RogerBW's Blog

The Doom of London, F. White 16 March 2022

1903 anthology of short stories (first published in Pearson's Magazine), in which various catastrophes are visited upon London.

There's something of a theme to them, even beyond that; generally someone has been warning about the possibility for some time, and has the solution immediately at hand, if only the authorities would have the vision to allow him to put it into practice. Often the greed of rich men makes things worse, while the common people can be trusted to do the right thing.

In "The Four White Days" a heavy snowstorm and freezing temperatures are made worse by an attempt to corner the market on flour and meat, but it's when the coal wholesalers try to make a massive profit (the gas mains that would provide another source of heat having failed in the cold) that the real revolt starts. (Of course, the mob insist on paying a fair price for their coal…)

"Fact is, perils that might beset Londoners have long been a favourite speculative study of mine."

"The Four Days' Night" sees a fog combining with smoke from a huge petrol fire to produce a blackout across London that stops people even from being able to read road names (though it doesn't seem to produce any lung problems). It's partly solved by bombing it from an experimental aeroplane, though the rain does the real work. The revolutionary proposal to prevent a repetition is to "abolish all fires throughout the Metropolitan area".

"The Dust Of Death" is a polemic against extending London by dumping rubbish to make building land, because that rubbish is full of disease. (Fortunately there's a magic electrical steriliser available. What this will do to the plants in people's gardens is not mentioned.)

"A Bubble Burst" is a relatively conventional tale of stock market manipulation, with a speculative bubble, a faked telegram delivered after the line's had one of its periodic failures, causing a cascade of share-sales and runs on banks. The least speculatively scientific of these stories, and thus the most plausible. (See also Joseph Kennedy's comment that when the shoeshine boy was giving him stock tips he knew it was time to get out of the market.)

"The Invisible Force" has the miraculous Tubes under London filled with gas thanks to a cracked main, and then detonated when the traction current is turned on in the morning. Which means of course that there's loose electricity leaking all over the place.

Lord Barcombe glanced at his own watch, to find that it was racing furiously.

"By Jove!" he whispered excitedly, "we're in danger here. The air is full of electricity. I went over some works once and neglected to leave my watch behind me, and it played me the same prank. It affects the mainspring, you know."

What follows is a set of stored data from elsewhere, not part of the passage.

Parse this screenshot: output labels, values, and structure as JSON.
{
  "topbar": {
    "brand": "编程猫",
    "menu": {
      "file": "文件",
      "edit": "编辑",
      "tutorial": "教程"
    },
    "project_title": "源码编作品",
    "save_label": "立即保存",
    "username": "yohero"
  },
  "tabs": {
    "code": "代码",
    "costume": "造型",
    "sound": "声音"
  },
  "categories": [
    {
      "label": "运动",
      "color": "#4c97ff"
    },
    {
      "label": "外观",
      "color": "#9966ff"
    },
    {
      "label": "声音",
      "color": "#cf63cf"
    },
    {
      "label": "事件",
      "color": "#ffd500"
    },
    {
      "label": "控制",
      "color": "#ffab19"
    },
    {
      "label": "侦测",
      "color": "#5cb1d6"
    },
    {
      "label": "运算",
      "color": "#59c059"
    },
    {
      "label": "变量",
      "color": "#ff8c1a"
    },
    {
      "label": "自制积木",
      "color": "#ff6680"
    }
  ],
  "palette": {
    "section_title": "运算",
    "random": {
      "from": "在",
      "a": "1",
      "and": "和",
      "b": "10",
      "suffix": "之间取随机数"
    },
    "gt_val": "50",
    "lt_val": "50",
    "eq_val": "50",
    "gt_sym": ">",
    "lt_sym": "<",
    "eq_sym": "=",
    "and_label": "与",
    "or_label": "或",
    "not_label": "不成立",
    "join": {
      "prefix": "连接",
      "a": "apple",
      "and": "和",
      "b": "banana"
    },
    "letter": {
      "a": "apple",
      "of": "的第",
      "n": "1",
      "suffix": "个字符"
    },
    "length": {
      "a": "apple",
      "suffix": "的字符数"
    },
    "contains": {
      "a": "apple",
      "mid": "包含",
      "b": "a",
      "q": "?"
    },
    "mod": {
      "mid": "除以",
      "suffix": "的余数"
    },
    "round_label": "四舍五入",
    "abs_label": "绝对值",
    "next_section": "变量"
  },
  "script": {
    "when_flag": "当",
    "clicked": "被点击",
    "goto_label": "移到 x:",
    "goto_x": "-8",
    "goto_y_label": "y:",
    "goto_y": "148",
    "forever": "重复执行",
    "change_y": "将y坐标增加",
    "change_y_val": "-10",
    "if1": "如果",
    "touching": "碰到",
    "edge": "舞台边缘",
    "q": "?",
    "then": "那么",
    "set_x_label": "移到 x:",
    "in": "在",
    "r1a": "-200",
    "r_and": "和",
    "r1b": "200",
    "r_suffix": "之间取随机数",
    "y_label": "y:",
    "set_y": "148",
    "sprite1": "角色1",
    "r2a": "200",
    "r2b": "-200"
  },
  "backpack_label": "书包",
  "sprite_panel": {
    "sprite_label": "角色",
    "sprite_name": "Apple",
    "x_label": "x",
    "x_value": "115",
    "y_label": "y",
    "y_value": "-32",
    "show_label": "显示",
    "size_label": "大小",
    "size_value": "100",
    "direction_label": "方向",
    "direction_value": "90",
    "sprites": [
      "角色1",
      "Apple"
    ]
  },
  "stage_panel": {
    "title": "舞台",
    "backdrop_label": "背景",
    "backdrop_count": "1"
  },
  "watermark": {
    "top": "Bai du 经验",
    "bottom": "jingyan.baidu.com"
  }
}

"The River Of Death" is another polemic:

The knowledge a century hence that London derived its water supply from an open river into which many towns conveyed its sewage will be recorded with pitiful amazement.

The fear of disease combined with a hot summer causes even more water restrictions, and rioting (in White's polite style of course).

Overall this is a pleasing set of stories, and I enjoy White's style, though character is largely lacking; these are much more about the events than about the individuals.

I was pointed at this by BigJackBrass. Freely available from Roy Glashan.